The alternative structures considered:
The three-option structure (best-state / mid-state / worst-state) matches the actual phenomenology of reading vendor documents. The evaluator's question on each input is: does the document explicitly commit to the favorable posture, does it partially or conditionally commit, or does it fail to address or disclaim? That question has three honest answers.
The verdict is a documents-based read at a specific date, produced by a structured rubric, signed by a named human. It is not a pedagogical recommendation, a security audit, or a guarantee. It does not replace governance.
The rubric is explicit about its scope:
Within those limits, the verdict claims one thing: that any reader applying the rubric to the same documents on the same date arrives at the same result. That is the reproducibility claim, and it is what makes the methodology citable.
Accountability for what happens to students in a building belongs to a person, never to a tool. The verdict the Scorer produces is not the Forensic Read™. It is a structured output a named human signs and stands behind.

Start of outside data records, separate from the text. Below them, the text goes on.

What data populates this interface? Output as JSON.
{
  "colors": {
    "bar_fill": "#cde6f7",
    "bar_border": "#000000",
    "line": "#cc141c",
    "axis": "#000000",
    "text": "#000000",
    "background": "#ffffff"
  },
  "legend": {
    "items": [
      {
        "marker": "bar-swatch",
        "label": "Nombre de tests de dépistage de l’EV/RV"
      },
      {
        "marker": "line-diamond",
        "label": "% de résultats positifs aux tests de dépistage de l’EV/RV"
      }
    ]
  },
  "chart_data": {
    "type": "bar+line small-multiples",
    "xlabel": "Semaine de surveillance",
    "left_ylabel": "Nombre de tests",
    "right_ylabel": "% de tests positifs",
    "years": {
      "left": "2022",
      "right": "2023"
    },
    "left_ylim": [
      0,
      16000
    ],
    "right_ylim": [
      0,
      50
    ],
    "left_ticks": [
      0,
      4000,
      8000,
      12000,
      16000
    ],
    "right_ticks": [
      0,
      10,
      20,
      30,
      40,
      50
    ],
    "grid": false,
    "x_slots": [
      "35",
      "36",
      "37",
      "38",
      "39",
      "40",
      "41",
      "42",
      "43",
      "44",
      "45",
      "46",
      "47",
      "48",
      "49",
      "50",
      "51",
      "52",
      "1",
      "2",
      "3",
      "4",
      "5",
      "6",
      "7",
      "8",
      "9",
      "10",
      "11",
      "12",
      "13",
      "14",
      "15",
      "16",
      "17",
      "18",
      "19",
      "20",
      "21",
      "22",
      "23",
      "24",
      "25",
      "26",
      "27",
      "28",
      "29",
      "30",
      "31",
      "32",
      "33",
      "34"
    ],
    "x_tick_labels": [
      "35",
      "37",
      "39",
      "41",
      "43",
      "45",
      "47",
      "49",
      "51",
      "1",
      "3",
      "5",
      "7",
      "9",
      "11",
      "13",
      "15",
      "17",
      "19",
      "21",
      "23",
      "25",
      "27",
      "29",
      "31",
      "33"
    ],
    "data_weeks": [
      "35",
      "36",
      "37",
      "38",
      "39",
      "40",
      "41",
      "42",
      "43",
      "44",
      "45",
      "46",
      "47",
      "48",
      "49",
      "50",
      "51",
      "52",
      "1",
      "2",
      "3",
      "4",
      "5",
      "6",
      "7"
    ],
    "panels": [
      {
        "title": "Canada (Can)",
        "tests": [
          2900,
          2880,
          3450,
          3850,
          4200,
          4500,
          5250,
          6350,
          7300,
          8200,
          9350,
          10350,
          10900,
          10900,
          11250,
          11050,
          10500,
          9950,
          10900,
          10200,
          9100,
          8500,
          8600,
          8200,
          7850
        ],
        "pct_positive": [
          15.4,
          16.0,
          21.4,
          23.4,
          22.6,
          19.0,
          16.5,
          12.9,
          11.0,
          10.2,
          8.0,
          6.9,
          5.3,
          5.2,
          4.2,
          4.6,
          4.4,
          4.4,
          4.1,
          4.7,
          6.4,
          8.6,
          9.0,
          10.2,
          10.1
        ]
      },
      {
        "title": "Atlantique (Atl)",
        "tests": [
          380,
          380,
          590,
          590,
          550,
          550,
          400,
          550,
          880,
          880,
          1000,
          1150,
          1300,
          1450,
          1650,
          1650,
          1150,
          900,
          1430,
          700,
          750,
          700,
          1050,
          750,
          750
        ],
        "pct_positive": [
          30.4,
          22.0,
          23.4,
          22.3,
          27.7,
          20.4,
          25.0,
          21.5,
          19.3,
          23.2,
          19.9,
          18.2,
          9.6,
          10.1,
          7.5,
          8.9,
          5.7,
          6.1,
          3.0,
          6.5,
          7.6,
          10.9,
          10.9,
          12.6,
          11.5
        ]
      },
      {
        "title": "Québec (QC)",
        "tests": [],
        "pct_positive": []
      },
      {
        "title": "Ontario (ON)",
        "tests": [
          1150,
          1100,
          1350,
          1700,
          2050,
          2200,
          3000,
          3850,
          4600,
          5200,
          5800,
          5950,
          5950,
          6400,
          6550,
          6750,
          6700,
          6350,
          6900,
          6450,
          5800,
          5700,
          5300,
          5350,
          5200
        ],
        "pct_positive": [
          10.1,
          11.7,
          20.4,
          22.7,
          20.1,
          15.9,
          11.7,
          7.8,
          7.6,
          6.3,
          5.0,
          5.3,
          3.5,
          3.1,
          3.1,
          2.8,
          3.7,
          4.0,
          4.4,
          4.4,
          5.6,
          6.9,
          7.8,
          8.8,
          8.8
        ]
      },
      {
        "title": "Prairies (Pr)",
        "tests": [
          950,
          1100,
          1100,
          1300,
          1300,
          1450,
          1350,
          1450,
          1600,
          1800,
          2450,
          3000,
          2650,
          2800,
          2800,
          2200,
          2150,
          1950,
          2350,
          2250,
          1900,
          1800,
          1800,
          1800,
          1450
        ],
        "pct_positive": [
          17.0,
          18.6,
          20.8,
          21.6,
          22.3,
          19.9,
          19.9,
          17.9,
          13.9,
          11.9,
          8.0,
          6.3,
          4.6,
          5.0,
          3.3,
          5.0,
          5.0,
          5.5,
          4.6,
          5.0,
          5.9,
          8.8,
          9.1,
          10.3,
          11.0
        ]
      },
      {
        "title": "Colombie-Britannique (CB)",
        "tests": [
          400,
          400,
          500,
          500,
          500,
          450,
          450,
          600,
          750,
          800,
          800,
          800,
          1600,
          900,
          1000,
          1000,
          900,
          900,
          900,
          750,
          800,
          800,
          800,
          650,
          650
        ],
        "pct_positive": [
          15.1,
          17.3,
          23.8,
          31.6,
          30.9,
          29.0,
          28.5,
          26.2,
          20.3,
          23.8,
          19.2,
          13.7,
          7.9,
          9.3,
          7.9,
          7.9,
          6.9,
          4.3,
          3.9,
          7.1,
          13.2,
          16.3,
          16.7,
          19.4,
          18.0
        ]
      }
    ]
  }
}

The full Forensic Read™ methodology is built on one conviction: accountability for what happens to students in a building belongs to a person, never to a tool, and the person responsible deserves to be equipped with the analysis, the systems, and the current intelligence to stand behind every decision they are asked to explain.
The Pre-Service Lookup honors that conviction in its design. The verdict is computed deterministically from the inputs, but the inputs are selected by a named human reading the source documents. The PDF that exports the verdict has a signing block precisely because the verdict without the signature is just math. The signature is what makes the document carry weight in an institutional conversation: a school board meeting, a procurement file, a parent conference, a state agency review.
The Forensic Read™ cannot be automated. A computer can never be held accountable. The Pre-Service Lookup is not an attempt to automate the methodology; it is an attempt to extend the most basic and topical application of the methodology to people who could not otherwise apply it. The signing line is the formal expression of that extension. A signed verdict, dated and named, with the source documents listed and the rubric applied: that is the document the firm publishes infrastructure to produce.
To cite a verdict produced by The Pre-Service Lookup, name the tool, the date of the read, the rubric version, and the signing evaluator. Example: "Khanmigo, Pre-Service Lookup verdict: Proceed (verdict date: May 28, 2026; rubric: three-axis, thirteen-input, four-dealbreaker; signed by Maria Rivera, Pre-service teacher, USF School of Education)." The rubric is published openly at thelanguagefirm.org. The full Forensic Read™ methodology, of which this rubric is one applied instrument, is documented at languagefirm.org/the-forensic-read.